Dr. Julia Zicke, Prof. Dr. Christoph Hütten
Rn. 98
Stand: EL 38 – ET: 01/2023
§ 236 AktG enthält eine lex specialis zu § 325 für den Fall, in dem eine AG (bzw. KGaA oder SE) eine vereinfachte Kap.-Herabsetzung nach den §§ 229ff. AktG durchführt und diese nach § 234 AktG (bzw. § 235 AktG bei gleichzeitiger Kap.-Erhöhung) bereits im JA für das letzte GJ vor der Beschlussfassung berücksichtigt hat. Hiernach darf die Offenlegung nicht bereits nach der HV, sondern erst dann vorgenommen werden, wenn der Beschluss über die Kap.-Herabsetzung im Handelsregister eingetragen wurde. Da § 236 AktG hinsichtlich der geänderten Fristsetzung auf § 325 verweist, ist davon auszugehen, dass der Grundsatz der Unverzüglichkeit auch hier gilt, weshalb die Offenlegung unverzüglich zu erfolgen hat, sobald der AG (bzw. KGaA oder SE) bekannt wird, dass die Eintragung erfolgt ist.

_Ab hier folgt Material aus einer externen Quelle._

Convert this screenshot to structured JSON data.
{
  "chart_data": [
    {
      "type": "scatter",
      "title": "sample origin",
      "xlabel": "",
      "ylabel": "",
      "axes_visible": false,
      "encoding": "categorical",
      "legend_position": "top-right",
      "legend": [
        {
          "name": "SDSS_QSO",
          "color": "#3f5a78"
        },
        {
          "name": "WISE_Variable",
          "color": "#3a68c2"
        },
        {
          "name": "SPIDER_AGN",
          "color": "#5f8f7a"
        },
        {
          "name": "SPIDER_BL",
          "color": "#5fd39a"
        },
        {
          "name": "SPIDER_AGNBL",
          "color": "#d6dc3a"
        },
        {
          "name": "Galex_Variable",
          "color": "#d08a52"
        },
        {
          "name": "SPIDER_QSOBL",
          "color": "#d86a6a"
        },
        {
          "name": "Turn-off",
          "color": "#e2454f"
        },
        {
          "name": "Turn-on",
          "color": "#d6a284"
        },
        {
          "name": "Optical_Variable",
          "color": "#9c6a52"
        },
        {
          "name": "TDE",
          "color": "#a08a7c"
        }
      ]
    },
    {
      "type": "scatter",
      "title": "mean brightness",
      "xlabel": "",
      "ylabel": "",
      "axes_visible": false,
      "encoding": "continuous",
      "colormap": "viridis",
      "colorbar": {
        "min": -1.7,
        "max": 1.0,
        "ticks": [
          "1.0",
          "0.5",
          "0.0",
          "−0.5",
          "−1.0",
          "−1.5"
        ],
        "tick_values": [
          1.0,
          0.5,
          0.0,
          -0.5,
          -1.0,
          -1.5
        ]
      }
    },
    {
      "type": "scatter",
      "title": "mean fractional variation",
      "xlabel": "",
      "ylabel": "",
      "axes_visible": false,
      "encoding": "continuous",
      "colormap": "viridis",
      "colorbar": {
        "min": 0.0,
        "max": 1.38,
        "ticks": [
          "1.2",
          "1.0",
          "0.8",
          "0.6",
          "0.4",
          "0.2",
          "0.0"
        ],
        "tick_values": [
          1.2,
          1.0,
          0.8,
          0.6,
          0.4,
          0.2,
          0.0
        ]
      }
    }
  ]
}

Allerdings gilt für die Beschlüsse gemäß § 234 Abs. 3 AktG bzw. § 235 Abs. 3 AktG, dass diese nichtig werden, falls sie nicht innerhalb von drei Monaten nach Beschlussfassung in das Handelsregister eingetragen wurden. Daraus folgt: Die Offenlegung des JA ist spätestens nach weiteren drei Monaten vorzunehmen. Der Normenzweck von § 236 AktG besteht zweifellos in einer Verhinderung von Verwirrung bei den RL-Adressaten. Der JA soll deshalb erst offengelegt werden, wenn die Kap.-Herabsetzung auch formal abgeschlossen wurde. Bezüglich rechtshängiger Anfechtungs- oder Nichtigkeitsklagen enthält der § 234 Abs. 3 Satz 2 AktG einen Passus, der den Lauf der Dreimonatsfrist hemmt. Dies kann allerdings so interpretiert werden, dass sich dieser Passus auf den Fristbeginn bezieht und somit bei rechtshängigen Anfechtungs- oder Nichtigkeitsklagen nicht die Offenlegungsfrist gemäß § 234 Abs. 3 AktG bzw. § 235 Abs. 3 AktG zu laufen beginnt, gleichwohl aber die Fristen des § 325 einzuhalten sind und i. R.d. Offenlegung auf die noch fehlende Eintragung im Handelsregister hinzuweisen ist (vgl. ebenso Beck Bil-Komm. (2022), § 325 HGB, Rn. 120f.; MünchKomm. HGB (2020), § 325, Rn. 68f.). Auf diese Weise werden Fälle vermieden, in denen durch sehr lange Prozessdauern eine Offenlegung des JA auf nicht absehbare Zeit verschoben wird und den interessierten Abschlussadressaten wichtige UN-Informationen längere Zeit vorenthalten bleiben.
Rn. 99
Stand: EL 38 – ET: 01/2023
Zwar bezieht sich § 236 AktG dem Wortlaut nach nur auf die Offenlegung des JA. Da jedoch das geänderte Grundkap. auch im Lagebericht Erwähnung findet und die Ergebnisverwendung beeinflussen kann, betrifft § 236 AktG auch die neben dem JA offenzulegenden Unterlagen. Daher ist nach hier vertretener Ansicht im Anwendungsfall des § 236 AktG über den Gesetzeswortlaut hinaus von einer Geltung der von § 325 abweichenden Offenlegungsfristen für alle nach § 325 offenzulegenden Unterlagen auszugehen.